ISA Region Reports: ISA publishes eight individual ISA Region Reports that contain graphs, charts, and detailed descriptions of each region's economic data, trade and investment statistics, recent elections and other related topics.

ISA Economic Forecasts: ISA publishes Economic Forecasts for nearly 180 countries, including historical economic data back to 1993 and forecast data that goes forward five years.

ISA Risk Forecasts: ISA publishes Risk Forecasts for nearly 180 countries, covering domestic and international political risk, domestic and international economic risk, demographic and social risk, and environmental and natural disaster risk.

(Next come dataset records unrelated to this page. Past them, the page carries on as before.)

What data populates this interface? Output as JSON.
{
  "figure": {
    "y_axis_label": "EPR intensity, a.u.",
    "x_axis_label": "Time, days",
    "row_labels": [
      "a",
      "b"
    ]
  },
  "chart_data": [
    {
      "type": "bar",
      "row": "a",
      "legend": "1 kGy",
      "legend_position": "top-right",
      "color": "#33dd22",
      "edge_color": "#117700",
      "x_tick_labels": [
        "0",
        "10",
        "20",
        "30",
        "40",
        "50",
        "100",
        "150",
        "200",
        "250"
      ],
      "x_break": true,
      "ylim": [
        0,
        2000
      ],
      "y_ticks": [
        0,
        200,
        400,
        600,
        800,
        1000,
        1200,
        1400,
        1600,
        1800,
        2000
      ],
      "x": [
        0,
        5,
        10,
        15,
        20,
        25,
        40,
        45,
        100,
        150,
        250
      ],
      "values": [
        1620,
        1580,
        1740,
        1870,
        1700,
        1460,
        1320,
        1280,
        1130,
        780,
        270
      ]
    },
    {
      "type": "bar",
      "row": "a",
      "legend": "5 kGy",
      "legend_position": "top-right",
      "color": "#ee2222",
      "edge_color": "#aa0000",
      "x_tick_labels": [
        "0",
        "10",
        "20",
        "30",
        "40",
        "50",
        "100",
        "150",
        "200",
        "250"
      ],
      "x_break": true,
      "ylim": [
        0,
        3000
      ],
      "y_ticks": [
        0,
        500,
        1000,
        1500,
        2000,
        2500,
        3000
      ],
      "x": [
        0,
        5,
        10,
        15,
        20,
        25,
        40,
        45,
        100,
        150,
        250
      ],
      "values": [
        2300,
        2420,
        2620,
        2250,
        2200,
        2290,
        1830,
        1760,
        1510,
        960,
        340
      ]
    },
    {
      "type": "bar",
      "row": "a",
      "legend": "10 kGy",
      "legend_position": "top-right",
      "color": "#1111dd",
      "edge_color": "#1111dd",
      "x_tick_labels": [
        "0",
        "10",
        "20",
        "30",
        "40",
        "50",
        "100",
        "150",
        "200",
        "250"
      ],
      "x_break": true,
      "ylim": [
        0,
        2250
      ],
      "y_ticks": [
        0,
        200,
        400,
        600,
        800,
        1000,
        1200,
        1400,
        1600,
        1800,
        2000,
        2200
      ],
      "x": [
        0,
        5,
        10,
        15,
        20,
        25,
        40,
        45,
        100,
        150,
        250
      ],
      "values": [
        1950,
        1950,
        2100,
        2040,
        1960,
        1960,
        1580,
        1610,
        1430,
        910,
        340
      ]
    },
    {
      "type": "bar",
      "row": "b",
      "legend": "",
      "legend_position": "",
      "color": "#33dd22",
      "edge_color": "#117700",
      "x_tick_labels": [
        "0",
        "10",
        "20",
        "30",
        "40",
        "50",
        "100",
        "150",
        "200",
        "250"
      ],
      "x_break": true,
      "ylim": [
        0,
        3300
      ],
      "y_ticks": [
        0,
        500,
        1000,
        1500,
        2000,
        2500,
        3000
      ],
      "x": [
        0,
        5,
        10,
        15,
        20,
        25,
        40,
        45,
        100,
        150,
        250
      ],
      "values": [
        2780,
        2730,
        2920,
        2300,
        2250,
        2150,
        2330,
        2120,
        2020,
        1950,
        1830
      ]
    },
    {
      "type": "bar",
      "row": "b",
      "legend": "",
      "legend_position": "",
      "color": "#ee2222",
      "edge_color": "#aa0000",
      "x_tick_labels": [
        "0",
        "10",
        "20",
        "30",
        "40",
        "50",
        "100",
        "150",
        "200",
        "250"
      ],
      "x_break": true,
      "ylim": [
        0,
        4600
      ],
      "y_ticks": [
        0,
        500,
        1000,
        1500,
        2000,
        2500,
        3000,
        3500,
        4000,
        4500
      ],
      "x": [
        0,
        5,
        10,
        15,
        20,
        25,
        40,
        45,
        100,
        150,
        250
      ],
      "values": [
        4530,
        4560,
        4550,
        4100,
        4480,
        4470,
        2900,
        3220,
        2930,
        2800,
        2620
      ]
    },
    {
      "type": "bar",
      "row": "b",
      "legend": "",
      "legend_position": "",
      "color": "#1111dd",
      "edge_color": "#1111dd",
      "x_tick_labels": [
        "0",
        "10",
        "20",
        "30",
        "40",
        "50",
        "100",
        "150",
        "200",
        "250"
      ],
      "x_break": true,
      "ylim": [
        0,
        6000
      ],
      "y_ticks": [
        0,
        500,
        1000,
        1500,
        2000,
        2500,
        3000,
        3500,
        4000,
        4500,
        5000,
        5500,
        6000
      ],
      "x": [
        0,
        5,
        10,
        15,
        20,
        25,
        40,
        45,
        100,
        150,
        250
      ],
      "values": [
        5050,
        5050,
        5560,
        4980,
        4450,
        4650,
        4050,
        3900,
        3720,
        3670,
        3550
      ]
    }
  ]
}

The ISA Global Update: The ISA Global Update is ISA's weekly electronic newsletter covering the key political, economic and business issues and events of the past week as well as an outlook for the week ahead in global business, economics, and politics.

The Global Economic and Risk Outlook: ISA publishes the annual ISA Global Economic and Risk Outlook that previews the global economy for the coming year.

== Predictions ==
In the spring of 2018, ISA cited that geopolitical risk levels were rising in many areas of the world as the United States, increasingly turned inwards, leaving rivals such as China and Russia with an opportunity to expand their influence in regions such as Southeast Asia, the Pacific, Central Asia and Eastern Europe. ISA also forecast that the threat of a major Middle East war involving Saudi Arabia, Iran and other regional powers was a rising threat to global stability as the proxy wars between these powers in Syria and Yemen continued.

On the economic front, ISA warned that, while global economic growth rates were forecast to remain relatively high over the near term, longer-term economic risk levels were rising. Among the major risks facing the global economy were the threat of a global share price correction, the withdrawal of stimulus programs in Europe, rising debt levels in China, the threat of a global trade war and the impact of low commodity prices on many emerging markets.